Encoding the Scientific Method

For research work, we strongly recommend treating Flywheel nodes as evidence-backed hypotheses, claims, questions, or intermediate conclusions. Flywheel does not require a special field for that structure. Put the reasoning in Markdown, attach the evidence that supports or rejects it, and use the graph to keep competing explanations visible at the same time.

This gives you a flexible schema without losing the discipline of the scientific method. A node can still be a plain note, dataset record, operational checkpoint, or reading log when that is the right shape. When the node is making a research claim, default to evidence-backed writing.

The recommendation

Use each claim-bearing node to answer four questions:

What hypothesis, claim, or question is this node about?
What evidence currently supports it?
What evidence currently argues against it?
What should happen next?

Map those answers to Flywheel primitives:

Use node content for the hypothesis, reasoning, caveats, and next steps.
Use the summary as the current read, especially after new evidence lands.
Use artifacts for concrete evidence such as logs, tables, plots, reports, diffs, checkpoints, benchmark outputs, and source excerpts.
Use executions for runs that generated evidence or tested a claim.
Use tags for research state such as open, supported, rejected, needs-replication, or blocked.
Use graph edges and branches for competing hypotheses, refinements, and follow-up experiments.

A node as a hypothesis

A useful research node is usually written as a small argument, not just a title. Keep the central claim near the top, then separate evidence for and against it.

## Hypothesis

State the claim or question being tested.

## Evidence for

- Link or summarize observations that support the claim.
- Attach durable artifacts for anything empirical.

## Evidence against

- Note failed runs, counterexamples, uncertainty, and alternative explanations.
- Attach the evidence even when it weakens the claim.

## Current read

Say what you currently believe and how strongly.

## Next step

Name the next experiment, branch, review, or decision.

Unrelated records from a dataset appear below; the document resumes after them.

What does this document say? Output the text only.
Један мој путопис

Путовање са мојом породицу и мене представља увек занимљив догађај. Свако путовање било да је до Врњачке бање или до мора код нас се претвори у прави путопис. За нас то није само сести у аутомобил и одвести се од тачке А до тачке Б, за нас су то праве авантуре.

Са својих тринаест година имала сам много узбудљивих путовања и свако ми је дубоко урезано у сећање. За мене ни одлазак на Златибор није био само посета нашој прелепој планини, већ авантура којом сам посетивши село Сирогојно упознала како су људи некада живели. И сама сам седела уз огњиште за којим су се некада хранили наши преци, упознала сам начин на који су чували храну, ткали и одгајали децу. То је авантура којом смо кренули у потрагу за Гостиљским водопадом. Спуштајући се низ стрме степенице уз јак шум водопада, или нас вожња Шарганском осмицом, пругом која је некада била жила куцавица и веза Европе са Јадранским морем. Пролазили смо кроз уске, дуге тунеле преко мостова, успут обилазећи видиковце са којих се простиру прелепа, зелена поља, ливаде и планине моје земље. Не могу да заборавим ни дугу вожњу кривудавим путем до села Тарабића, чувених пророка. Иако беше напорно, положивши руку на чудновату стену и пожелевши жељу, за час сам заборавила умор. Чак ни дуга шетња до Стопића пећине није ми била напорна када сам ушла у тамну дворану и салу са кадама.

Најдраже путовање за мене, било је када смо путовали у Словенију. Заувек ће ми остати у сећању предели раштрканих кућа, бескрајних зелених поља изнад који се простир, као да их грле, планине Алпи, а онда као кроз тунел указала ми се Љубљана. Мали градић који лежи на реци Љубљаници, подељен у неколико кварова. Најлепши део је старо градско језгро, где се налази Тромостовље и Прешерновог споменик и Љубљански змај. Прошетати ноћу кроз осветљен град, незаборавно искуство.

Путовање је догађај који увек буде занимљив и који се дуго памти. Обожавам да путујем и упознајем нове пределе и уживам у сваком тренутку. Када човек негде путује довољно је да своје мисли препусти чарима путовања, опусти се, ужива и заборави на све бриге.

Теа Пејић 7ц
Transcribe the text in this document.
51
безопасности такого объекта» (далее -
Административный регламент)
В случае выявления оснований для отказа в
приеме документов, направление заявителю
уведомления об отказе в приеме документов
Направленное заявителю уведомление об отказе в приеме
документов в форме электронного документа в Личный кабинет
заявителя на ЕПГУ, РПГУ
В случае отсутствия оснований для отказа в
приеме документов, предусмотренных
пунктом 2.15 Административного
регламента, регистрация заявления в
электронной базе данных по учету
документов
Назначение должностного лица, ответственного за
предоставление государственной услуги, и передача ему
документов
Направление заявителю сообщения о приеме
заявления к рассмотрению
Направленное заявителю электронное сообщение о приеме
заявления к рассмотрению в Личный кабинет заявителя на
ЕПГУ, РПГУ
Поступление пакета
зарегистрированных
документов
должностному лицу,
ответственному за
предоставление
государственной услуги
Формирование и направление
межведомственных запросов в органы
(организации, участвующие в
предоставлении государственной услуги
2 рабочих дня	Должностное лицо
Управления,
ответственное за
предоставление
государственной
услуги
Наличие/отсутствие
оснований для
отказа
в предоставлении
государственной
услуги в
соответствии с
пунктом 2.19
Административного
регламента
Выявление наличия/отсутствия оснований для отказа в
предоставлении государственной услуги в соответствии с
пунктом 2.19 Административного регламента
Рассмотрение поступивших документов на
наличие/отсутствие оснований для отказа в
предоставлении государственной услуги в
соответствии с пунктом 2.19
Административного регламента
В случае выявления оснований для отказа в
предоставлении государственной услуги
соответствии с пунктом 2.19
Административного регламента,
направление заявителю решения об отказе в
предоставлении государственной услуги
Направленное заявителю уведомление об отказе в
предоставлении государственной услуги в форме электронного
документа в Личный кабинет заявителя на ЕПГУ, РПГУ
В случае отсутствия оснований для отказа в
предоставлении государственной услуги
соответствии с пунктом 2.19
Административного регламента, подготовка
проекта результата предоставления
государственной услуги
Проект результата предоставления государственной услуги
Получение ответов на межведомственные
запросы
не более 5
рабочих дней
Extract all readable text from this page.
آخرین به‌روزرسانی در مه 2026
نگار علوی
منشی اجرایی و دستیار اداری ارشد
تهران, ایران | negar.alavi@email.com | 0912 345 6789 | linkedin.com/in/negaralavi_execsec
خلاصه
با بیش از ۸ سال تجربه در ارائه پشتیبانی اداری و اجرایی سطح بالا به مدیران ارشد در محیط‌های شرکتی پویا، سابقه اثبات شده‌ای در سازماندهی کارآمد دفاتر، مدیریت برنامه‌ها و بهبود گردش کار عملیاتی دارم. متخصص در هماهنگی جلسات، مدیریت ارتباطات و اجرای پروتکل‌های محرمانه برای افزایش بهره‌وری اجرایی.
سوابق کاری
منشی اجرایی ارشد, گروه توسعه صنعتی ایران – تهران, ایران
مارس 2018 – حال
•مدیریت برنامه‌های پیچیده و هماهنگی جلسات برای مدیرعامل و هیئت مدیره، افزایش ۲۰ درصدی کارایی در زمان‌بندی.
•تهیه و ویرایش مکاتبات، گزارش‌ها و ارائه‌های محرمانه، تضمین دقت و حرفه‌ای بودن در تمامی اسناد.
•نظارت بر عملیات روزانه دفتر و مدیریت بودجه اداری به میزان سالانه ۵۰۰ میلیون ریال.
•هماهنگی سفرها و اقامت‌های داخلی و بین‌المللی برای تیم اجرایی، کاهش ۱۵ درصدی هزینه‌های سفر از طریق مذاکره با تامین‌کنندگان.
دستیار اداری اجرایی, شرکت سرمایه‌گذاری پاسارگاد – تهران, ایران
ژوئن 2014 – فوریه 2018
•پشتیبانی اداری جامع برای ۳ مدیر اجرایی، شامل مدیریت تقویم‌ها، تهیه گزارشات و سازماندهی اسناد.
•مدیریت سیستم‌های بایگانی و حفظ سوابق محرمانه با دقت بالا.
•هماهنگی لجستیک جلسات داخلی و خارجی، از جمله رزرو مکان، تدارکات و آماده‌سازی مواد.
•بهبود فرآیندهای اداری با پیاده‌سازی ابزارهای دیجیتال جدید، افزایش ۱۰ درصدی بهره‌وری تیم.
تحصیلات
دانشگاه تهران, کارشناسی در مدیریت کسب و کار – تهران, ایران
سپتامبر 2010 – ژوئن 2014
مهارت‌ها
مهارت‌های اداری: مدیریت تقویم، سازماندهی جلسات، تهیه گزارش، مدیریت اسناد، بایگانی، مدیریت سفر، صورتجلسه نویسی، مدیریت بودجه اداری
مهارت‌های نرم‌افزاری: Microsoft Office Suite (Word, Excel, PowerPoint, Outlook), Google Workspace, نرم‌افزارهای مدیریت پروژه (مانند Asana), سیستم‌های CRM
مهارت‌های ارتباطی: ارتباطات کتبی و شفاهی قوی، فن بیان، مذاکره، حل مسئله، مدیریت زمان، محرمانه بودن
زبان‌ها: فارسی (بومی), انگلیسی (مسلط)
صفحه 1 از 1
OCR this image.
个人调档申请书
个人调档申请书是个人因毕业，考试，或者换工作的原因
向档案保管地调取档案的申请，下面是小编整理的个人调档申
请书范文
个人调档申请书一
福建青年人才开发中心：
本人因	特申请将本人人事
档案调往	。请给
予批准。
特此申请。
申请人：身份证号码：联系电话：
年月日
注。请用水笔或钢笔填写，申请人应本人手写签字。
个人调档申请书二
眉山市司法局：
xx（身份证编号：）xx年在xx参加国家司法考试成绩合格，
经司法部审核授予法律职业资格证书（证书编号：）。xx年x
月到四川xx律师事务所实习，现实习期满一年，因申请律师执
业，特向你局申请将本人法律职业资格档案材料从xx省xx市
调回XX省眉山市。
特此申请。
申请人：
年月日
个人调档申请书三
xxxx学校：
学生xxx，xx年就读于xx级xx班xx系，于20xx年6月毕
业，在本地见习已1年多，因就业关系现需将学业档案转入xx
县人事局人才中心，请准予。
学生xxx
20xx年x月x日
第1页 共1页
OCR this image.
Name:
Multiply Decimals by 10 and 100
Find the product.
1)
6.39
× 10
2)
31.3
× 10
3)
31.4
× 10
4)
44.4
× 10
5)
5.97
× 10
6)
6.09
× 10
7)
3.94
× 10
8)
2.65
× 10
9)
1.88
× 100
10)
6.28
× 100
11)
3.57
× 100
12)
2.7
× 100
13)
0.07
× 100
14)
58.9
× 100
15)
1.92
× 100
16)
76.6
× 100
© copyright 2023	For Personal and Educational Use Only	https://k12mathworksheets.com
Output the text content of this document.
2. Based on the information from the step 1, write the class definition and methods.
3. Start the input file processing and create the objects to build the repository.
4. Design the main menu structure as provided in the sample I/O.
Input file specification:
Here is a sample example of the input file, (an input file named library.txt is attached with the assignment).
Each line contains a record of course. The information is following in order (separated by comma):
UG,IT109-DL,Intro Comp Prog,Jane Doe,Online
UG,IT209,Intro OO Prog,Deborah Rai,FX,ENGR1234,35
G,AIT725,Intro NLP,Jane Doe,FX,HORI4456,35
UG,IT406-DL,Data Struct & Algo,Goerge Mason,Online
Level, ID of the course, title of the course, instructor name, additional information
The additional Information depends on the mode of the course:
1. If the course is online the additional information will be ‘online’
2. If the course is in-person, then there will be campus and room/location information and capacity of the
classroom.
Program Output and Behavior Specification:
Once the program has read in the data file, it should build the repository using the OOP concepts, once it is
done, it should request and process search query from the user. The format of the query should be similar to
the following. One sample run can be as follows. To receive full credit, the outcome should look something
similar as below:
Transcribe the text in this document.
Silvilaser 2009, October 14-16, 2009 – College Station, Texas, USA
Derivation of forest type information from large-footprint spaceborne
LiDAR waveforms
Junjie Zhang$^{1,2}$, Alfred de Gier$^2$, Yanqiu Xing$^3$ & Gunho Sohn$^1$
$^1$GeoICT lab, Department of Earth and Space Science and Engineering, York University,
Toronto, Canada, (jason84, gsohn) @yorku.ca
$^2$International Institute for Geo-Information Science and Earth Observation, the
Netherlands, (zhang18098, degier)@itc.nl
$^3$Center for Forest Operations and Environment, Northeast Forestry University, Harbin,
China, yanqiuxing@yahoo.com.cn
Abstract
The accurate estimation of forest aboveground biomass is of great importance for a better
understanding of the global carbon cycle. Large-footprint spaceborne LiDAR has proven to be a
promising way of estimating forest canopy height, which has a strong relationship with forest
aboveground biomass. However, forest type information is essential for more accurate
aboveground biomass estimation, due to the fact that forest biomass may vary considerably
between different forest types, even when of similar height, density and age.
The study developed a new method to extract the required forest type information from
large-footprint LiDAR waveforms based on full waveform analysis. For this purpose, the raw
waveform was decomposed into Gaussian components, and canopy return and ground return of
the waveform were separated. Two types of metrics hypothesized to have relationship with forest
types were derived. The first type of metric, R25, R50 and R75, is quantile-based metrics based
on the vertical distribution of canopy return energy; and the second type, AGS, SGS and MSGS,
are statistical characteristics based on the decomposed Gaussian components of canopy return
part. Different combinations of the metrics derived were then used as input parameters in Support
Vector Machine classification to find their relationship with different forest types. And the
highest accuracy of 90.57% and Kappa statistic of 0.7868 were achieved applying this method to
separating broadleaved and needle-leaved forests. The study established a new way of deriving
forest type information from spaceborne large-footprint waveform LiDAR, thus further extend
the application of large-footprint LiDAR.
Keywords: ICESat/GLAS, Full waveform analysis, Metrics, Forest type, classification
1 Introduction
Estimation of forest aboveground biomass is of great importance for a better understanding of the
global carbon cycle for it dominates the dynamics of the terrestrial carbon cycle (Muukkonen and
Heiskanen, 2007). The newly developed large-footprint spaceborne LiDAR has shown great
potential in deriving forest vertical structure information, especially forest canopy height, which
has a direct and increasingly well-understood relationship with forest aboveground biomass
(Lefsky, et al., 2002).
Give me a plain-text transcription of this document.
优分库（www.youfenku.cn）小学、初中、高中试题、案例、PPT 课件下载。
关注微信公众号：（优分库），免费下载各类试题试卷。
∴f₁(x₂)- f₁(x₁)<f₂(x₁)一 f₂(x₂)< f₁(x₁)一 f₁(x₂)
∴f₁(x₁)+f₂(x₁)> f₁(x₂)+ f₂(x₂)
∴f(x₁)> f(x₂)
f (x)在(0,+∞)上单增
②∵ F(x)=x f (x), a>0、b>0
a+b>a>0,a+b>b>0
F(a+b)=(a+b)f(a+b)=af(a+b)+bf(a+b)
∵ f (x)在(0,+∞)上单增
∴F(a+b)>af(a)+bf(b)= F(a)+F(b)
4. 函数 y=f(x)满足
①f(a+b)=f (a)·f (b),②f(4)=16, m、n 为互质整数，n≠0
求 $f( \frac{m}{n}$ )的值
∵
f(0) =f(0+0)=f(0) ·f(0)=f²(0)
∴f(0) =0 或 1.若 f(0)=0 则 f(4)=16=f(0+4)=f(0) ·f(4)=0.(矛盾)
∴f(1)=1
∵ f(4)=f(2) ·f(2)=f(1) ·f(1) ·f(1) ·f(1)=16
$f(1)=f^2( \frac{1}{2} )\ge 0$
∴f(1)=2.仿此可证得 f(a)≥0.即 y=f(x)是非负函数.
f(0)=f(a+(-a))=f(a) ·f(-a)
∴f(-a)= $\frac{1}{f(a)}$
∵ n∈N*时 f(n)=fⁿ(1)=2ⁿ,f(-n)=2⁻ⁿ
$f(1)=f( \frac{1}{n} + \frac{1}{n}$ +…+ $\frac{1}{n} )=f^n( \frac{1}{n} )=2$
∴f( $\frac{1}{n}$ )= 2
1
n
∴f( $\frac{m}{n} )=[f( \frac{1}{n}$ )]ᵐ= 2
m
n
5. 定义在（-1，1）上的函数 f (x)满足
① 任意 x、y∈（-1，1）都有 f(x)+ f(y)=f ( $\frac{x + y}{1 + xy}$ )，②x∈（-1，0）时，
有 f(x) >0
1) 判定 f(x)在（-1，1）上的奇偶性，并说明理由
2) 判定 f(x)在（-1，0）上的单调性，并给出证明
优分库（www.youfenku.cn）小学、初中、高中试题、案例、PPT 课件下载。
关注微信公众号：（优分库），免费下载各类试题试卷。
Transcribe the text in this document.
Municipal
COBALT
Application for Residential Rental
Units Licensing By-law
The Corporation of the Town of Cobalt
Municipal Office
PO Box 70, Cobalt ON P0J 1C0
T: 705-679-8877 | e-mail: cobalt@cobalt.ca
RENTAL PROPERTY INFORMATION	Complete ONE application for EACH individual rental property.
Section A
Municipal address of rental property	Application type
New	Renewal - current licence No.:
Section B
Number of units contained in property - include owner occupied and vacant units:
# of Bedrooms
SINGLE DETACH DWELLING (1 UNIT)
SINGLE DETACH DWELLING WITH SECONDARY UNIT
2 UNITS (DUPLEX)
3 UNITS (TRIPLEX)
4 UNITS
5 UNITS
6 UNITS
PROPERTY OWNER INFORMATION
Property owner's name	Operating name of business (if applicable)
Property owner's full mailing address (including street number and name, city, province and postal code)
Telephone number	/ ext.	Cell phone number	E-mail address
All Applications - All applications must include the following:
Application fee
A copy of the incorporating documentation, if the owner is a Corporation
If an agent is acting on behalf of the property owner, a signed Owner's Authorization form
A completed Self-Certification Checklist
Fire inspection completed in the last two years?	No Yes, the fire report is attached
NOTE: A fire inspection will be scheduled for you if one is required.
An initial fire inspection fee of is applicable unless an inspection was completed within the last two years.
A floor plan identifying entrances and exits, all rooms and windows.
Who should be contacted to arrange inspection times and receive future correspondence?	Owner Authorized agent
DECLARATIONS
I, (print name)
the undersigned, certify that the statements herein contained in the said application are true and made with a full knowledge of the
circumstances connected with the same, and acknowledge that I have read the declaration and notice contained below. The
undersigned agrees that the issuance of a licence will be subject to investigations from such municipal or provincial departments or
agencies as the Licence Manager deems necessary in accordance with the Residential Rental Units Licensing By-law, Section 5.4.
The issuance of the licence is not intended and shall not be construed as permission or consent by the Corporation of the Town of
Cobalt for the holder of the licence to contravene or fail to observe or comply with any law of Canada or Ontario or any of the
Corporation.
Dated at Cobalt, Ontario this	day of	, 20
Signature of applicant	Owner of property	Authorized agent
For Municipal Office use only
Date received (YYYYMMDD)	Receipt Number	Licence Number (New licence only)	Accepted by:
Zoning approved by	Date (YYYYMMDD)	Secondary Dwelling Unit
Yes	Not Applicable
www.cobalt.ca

The template is a default for research claims, not a required format for every node. The important part is that another person can inspect the node later and see the claim, the evidence, the counterevidence, and the next decision point.

Evidence for and against

Attach evidence as artifacts instead of burying it in prose. Prose can explain why the evidence matters, but the durable output should stay inspectable:

Tables and CSVs for measurements.
Plots and images for visual inspection.
Logs and transcripts for execution traces.
Reports and notebooks for analysis.
Diffs and patches for code changes.
Checkpoints and model outputs for reproducibility.

When evidence changes your view, update the summary. The content can preserve the longer reasoning trail, while the summary gives readers the latest read without requiring them to reprocess the whole node.

Competing hypotheses as branches

When there are multiple plausible explanations, branch them explicitly. Start from a shared observation or question, then create child nodes for each candidate explanation.

For example:

Parent: Why did benchmark accuracy drop?
Branch A: The data loader changed sample ordering.
Branch B: The new prompt increases invalid outputs.
Branch C: The evaluation script changed normalization.

Attach evidence to each branch as work proceeds. A branch can become supported, rejected, merged into another explanation, or kept open for more work. This is usually clearer than keeping several mutually exclusive claims inside one long node.

Tags and summaries

Use tags for state that needs to be scanned or filtered. Use summaries for the current interpretation. Keep the longer Markdown content as the audit trail.

Good tags are short and operational:

open
supported
rejected
needs-evidence
needs-replication
blocked

Avoid making tags carry the whole argument. If the state is complex, write it in the summary and point to the artifacts or child nodes that justify it.

What not to do

Avoid these patterns:

One large node that holds several competing hypotheses.
A research claim with no attached evidence.
Evidence that exists only as a sentence in Markdown when there is a concrete artifact available.
State that only lives in old prose after the summary or tags have moved on.
Branches that duplicate the same claim without a distinct question, experiment, or counterargument.

Flywheel works best when the graph shows the shape of the investigation, the content explains the reasoning, and the artifacts preserve the evidence.